Fundamentals of Statistics contains material of various lectures and courses of H. Lohninger on statistics, data analysis and here for more.

Common Questions about ANNs

The following paragraphs contain some commonly asked questions about ANNs.

When should neural networks be used?

In order to avoid solving simple tasks with complex models, traditional statistical methods dealing with linear mappings should be exploited first. To check whether non-linear methods provide better results and reveal more information, experiments with simple standard versions of neural networks should be conducted. Later, the model can be improved by adding more layers, more units, or feedback loops.

What about pre-processing the data?

Inexperienced users of neural networks tend to overestimate the capabilities of ANNs. Actually, pre-processing is very important and may be the key to success (also see the section about the transformation of data space).

Is it true that neural networks can approximate almost any function?

Even though it can be proven that certain types of models can actually approximate almost any given function, this does not automatically imply that the implemented neural network can always be trained appropriately. Typically, neural networks get caught in local minima during the training process. So, they may not come close to the intended mapping.

How many data points are necessary to train a neural network?

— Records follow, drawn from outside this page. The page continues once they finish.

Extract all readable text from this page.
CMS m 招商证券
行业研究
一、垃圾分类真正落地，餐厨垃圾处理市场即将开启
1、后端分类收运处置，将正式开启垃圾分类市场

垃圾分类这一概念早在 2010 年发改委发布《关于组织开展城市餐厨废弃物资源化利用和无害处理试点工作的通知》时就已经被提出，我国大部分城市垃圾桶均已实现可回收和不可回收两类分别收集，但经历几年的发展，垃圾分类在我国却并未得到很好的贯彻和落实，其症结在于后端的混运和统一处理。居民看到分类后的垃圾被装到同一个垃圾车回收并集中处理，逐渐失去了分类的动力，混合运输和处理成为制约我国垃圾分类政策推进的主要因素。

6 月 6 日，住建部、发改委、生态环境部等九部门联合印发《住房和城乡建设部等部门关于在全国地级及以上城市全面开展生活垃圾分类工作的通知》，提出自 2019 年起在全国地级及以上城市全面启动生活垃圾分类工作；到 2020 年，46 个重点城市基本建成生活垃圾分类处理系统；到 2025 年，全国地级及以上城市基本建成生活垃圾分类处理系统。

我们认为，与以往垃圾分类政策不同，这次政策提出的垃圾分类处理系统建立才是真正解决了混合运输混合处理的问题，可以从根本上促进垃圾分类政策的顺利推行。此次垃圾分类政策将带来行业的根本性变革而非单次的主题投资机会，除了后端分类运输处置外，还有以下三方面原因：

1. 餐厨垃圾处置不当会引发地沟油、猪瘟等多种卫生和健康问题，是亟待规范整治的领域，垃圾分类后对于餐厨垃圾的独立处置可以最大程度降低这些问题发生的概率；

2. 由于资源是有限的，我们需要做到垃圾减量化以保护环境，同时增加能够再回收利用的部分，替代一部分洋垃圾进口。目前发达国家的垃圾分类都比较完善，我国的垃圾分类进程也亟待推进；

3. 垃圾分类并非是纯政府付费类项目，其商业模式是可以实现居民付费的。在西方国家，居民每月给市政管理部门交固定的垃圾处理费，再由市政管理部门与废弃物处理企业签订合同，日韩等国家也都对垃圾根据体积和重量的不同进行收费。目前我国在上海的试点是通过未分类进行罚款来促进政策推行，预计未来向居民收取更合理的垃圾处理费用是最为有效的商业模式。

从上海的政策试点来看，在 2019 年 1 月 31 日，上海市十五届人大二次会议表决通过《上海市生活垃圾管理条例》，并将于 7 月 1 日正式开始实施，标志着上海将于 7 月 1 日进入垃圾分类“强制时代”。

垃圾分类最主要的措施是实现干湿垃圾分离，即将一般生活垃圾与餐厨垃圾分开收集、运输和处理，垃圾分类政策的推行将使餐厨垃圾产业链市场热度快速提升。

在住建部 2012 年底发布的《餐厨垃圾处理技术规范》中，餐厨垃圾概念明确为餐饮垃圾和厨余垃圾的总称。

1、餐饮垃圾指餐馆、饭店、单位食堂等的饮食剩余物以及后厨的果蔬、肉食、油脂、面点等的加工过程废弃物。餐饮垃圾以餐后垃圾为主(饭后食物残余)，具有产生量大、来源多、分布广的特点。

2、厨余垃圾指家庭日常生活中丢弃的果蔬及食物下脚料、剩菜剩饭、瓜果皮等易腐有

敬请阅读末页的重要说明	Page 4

Since neural networks are trained through examples, large data sets are required. Before starting the experiments, try to collect as many examples as possible. Especially models with many degrees of freedom (e.g. many connections in the network), require a large number of examples. There exist heuristics for finding out the maximum number of degrees of freedom for a given number of examples, or the minimum number of required examples for a given number of degrees of freedom. However, this criteria is hardly ever met in practice. When the available data set is not large enough, the results are not reliable.

  • If it is impossible to get more data, restrict yourself to small models with a few degrees of freedom (e.g. use only a small number of units per layer, so that the number of connections remains small).
  • Use n-fold cross-validation to obtain more reliable results with the same data set.
  • Use noise addition to test the reliability of a trained network.

Is the number of examples per class important ?

The relative amount of examples per class influences the resulting network. The more often a type of pattern is presented, the better it is learned. If you want all classes to be equally well learned, use the same number of examples per class. If the number of examples per class is close, you may not want to consider this issue. But if 90% of the examples belong to one class, the network may not learn to recognize the other class, because only 10% of the examples belong to it.

Warning: When changing the number of examples per class, the performance of the net may not be adequate for the original problem. For example, if the distribution of classes in the natural environment differs from that in the training set, you have to test the trained network with an independent test set taken from the natural environment to find out how it performs there.

What about special cases in the training data set?

Usually, the neural network does not learn to treat the special cases correctly, because they are not presented to the network often enough. The neural network takes the statistical distribution of the data into account, and tends to neglect outliers. Here are a few tips on how to handle special cases:

  • Collect many examples of this kind. When using many similar examples of special cases, the network learns to handle them.
  • Use a neural network model, which can deal with special cases.
  • Use case-based reasoning.
  • Treat the special cases separately.

Can ANNs be re-trained with new examples ?

Whether this is possible depends on the neural network model, e.g. the multi-layer perceptron is not well-suited to re-training. Starting from scratch is usually faster and provides better results. Other models may be applicable to the additional integration of examples.

Can a neural network handle several tasks at once?

Whether this is reasonable depends on the tasks. If the tasks are closely related, this can improve the performance, because the weights leading to the hidden units pre-structure the task appropriately. However, tasks which are too different usually interfere.  In general, use separate neural networks with single output units for each task. This provides a better overview, and allows smaller networks to be used.

How many hidden units should be used?

The hidden units pre-structure the inputs so that they are useful for solving the task. You should try to use as few hidden units as possible. When there are many hidden units, the network tends to adapt too well to the training set. Thus, it is less suited to generalizing. The removal of a single hidden unit considerably reduces the size of the network (and thus the number of degrees of freedom), because a single hidden unit is connected with all the input units and all the output units.